When investigators showed up at UMC’s offices early last year, the police said, some employees rushed to hide what they had taken from Micron. Mr. Wang and another former Micron employee gave laptops, USB flash drives and documents to an assistant engineer, who locked them in her personal locker. She then left the office with Mr. Wang’s phone — the one that the police had tapped, which was quickly tracked down.
UMC filed its own criminal complaint against Mr. Wang last year, which Taiwanese prosecutors rejected. Mr. Wang and other engineers who were charged said they had taken the trade secrets for personal research. Mr. Wang did not respond to emails and phone calls for comment.
In January, Micron was hit with a patent infringement suit by Jinhua and UMC over several types of memory. As part of the suit, the companies requested the court ban Micron from making and selling the products and pay them damages. The case is being heard by a court in Fujian Province. The Fujian provincial government is an investor in Jinhua.
In a letter sent to President Trump, Senators James Risch and Mike Crapo, Republicans of Idaho, expressed concern about the entire case and specifically the rapid pace with which the patent lawsuit has proceeded. The case could block Micron from selling some products in China.
“If the case against Micron moves forward, and the Chinese government once again rules in favor of itself, it would cause substantial damage to Micron and the U.S. tech industry as a whole,” said the letter, which was viewed by The New York Times.
In May, China’s market regulator opened a price-fixing investigation into Micron, along with South Korean memory makers SK Hynix and Samsung Electronics.

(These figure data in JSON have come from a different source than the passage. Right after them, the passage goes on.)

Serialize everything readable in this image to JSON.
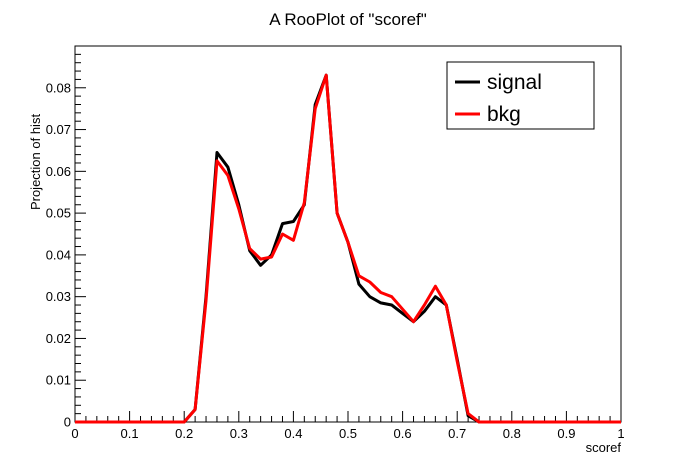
{
  "chart_data": {
    "type": "line",
    "title": "A RooPlot of \"scoref\"",
    "xlabel": "scoref",
    "ylabel": "Projection of hist",
    "xlim": [
      0,
      1
    ],
    "ylim": [
      0,
      0.09
    ],
    "x_ticks": [
      "0",
      "0.1",
      "0.2",
      "0.3",
      "0.4",
      "0.5",
      "0.6",
      "0.7",
      "0.8",
      "0.9",
      "1"
    ],
    "y_ticks": [
      "0",
      "0.01",
      "0.02",
      "0.03",
      "0.04",
      "0.05",
      "0.06",
      "0.07",
      "0.08"
    ],
    "grid": false,
    "legend_position": "top-right",
    "x": [
      0.0,
      0.02,
      0.04,
      0.06,
      0.08,
      0.1,
      0.12,
      0.14,
      0.16,
      0.18,
      0.2,
      0.22,
      0.24,
      0.26,
      0.28,
      0.3,
      0.32,
      0.34,
      0.36,
      0.38,
      0.4,
      0.42,
      0.44,
      0.46,
      0.48,
      0.5,
      0.52,
      0.54,
      0.56,
      0.58,
      0.6,
      0.62,
      0.64,
      0.66,
      0.68,
      0.7,
      0.72,
      0.74,
      0.76,
      0.78,
      0.8,
      0.82,
      0.84,
      0.86,
      0.88,
      0.9,
      0.92,
      0.94,
      0.96,
      0.98,
      1.0
    ],
    "series": [
      {
        "name": "signal",
        "color": "#000000",
        "values": [
          0,
          0,
          0,
          0,
          0,
          0,
          0,
          0,
          0,
          0,
          0,
          0.003,
          0.03,
          0.0645,
          0.061,
          0.052,
          0.041,
          0.0375,
          0.04,
          0.0475,
          0.048,
          0.052,
          0.076,
          0.083,
          0.05,
          0.043,
          0.033,
          0.03,
          0.0285,
          0.028,
          0.026,
          0.024,
          0.0265,
          0.03,
          0.028,
          0.015,
          0.0015,
          0,
          0,
          0,
          0,
          0,
          0,
          0,
          0,
          0,
          0,
          0,
          0,
          0,
          0
        ]
      },
      {
        "name": "bkg",
        "color": "#ff0000",
        "values": [
          0,
          0,
          0,
          0,
          0,
          0,
          0,
          0,
          0,
          0,
          0,
          0.003,
          0.029,
          0.0625,
          0.059,
          0.051,
          0.0415,
          0.039,
          0.0395,
          0.045,
          0.0435,
          0.0525,
          0.075,
          0.083,
          0.05,
          0.043,
          0.035,
          0.0335,
          0.031,
          0.03,
          0.027,
          0.024,
          0.028,
          0.0325,
          0.028,
          0.0145,
          0.002,
          0,
          0,
          0,
          0,
          0,
          0,
          0,
          0,
          0,
          0,
          0,
          0,
          0,
          0
        ]
      }
    ]
  }
}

Memory prices have jumped over the past year, because of spiking demand and limited production by the three companies, which dominate the market. Another China regulator, which has said it is also monitoring the price jump, also gave a multimillion-dollar grant to Jinhua.
Jinhua and other Chinese chip makers face hurdles in catching up. Production of semiconductors involves a highly complex and automated production process that controls everything down to the atomic level.